"I used to be a hunter. I'd chase fish just like a guy on the plains hunted buffalo," said [Scituate, MA commercial fisherman Frank] Mirarchi, 68, "The solution to all my problems was to catch more fish. But now, with all the fish allocations, it's like trying to juggle a retirement portfolio."A tough but fair analogy. In the late 1800s, Americans hunted the American buffalo to the edge of extinction. It's taken more than 100 years to bring American buffalo back from the brink, with bison finally returning to tribal lands just this year. Similarly, aggressive factory trawling targeting both big fish like cod and the little fish they eat like herring have devastated Atlantic fish populations (and global warming won't help their effort to rebound).
Fisherman have traditionally fought any limits on catch tooth-and-nail, derisively referring to any effort to manage a sustainable fish stock as "the anti-fishing movement," as if there are still plenty of fish it's only those pesky scientists holding them back.
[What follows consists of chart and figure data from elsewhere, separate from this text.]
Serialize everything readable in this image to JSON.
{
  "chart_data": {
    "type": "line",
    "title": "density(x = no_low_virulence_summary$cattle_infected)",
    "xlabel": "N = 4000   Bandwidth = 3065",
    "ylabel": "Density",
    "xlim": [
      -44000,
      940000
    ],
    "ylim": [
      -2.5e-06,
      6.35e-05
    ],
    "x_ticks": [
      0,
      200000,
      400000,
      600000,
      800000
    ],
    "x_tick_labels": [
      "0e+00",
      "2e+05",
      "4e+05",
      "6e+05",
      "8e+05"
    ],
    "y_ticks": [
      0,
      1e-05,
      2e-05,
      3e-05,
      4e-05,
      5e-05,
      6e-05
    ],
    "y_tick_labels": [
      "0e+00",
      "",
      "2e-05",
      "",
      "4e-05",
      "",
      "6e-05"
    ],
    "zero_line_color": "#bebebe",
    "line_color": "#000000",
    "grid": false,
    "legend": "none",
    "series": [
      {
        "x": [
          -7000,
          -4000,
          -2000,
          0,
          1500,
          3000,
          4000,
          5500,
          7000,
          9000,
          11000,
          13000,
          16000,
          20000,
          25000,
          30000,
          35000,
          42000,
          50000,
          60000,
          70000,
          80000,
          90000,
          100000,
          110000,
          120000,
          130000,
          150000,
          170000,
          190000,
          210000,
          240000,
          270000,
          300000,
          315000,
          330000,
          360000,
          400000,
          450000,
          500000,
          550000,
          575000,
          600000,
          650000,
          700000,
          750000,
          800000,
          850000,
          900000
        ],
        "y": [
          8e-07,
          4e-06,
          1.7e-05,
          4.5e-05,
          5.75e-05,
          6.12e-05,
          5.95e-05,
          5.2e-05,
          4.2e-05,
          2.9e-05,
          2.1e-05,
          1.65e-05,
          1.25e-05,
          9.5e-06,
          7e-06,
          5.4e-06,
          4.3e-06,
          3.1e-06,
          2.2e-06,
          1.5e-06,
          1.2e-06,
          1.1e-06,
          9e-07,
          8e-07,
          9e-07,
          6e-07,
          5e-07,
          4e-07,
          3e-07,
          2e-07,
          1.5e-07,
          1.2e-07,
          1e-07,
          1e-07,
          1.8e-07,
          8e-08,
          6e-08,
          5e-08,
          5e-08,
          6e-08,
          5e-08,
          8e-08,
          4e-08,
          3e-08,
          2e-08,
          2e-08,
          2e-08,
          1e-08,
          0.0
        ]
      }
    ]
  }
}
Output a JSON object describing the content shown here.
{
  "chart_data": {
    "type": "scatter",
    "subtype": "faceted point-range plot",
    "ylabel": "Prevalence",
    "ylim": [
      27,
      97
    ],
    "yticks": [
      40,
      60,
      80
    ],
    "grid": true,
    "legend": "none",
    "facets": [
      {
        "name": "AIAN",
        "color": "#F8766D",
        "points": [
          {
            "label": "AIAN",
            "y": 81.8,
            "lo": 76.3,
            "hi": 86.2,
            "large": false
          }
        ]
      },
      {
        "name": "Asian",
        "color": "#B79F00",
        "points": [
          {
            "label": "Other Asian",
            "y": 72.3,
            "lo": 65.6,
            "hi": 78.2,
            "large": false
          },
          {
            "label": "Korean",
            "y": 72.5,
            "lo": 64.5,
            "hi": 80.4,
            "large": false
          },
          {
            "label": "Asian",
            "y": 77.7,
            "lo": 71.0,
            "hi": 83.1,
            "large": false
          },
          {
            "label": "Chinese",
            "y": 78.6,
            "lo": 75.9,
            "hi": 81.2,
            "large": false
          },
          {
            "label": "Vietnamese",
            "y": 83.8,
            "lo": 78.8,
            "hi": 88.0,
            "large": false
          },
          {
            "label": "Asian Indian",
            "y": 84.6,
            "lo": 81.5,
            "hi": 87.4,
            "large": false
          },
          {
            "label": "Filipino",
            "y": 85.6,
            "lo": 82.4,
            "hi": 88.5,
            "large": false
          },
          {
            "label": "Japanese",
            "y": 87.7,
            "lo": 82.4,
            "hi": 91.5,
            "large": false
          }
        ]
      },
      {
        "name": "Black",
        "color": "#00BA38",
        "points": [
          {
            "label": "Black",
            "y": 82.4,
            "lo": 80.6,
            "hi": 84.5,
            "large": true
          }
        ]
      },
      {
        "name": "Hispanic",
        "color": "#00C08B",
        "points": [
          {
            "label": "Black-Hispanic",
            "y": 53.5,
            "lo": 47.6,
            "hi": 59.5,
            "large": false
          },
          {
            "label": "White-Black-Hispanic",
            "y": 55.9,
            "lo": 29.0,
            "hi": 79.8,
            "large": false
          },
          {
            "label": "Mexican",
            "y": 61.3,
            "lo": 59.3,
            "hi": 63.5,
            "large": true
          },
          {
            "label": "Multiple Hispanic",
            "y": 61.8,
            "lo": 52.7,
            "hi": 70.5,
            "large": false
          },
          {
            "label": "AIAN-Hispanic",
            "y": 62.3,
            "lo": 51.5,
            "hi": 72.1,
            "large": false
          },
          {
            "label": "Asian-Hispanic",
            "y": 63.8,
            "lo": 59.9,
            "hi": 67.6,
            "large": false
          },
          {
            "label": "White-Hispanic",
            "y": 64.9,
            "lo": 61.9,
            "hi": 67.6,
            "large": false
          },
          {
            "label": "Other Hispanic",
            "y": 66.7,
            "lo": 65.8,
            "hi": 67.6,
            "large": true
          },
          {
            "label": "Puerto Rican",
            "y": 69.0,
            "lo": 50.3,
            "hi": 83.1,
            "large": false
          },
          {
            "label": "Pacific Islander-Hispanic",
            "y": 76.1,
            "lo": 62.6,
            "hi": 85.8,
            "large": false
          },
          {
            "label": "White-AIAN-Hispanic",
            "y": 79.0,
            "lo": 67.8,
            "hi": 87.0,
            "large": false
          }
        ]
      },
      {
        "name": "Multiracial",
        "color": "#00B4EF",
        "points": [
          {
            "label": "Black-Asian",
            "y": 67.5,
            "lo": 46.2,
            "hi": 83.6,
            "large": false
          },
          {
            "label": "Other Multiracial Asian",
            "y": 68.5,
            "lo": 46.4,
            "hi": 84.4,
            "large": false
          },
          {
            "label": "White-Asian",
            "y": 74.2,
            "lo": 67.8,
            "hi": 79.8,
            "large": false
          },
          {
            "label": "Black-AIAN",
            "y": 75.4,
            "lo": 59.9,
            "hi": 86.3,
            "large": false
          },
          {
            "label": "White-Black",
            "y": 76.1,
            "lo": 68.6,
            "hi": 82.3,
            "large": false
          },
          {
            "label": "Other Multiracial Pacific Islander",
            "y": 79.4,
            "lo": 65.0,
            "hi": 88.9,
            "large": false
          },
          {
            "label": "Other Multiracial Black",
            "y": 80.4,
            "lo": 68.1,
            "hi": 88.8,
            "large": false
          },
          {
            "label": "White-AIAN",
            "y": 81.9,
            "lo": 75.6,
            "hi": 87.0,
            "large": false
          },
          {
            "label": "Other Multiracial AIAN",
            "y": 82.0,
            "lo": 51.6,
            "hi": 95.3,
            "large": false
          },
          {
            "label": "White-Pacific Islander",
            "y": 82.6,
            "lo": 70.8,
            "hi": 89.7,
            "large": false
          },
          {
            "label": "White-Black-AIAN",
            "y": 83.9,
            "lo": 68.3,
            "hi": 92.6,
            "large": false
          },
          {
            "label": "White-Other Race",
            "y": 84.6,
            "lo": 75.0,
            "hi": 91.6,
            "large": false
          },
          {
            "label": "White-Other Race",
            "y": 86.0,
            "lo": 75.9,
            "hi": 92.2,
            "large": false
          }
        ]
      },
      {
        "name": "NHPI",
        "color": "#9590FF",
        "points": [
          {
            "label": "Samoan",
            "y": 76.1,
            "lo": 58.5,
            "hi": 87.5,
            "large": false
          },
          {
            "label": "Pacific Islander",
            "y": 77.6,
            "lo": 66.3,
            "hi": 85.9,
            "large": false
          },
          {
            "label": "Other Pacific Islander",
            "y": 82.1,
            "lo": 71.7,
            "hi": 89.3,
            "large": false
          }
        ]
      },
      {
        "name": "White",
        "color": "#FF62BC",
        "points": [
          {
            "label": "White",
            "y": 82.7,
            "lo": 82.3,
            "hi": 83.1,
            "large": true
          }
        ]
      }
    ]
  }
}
When the political debate's goalposts are "sustainable limits based on the best available science" on one side and "buffalo-style fish harvesting" on the other, whatever policy that fits in will inevitably be insufficient.
But conservation groups like Pew and the Environmental Defense Fund are increasingly working with fishermen to determine the most efficient ways to reduce take, and people like Frank Mirarchi are recognizing that denial won't preserve their way of life for future generations of fishermen.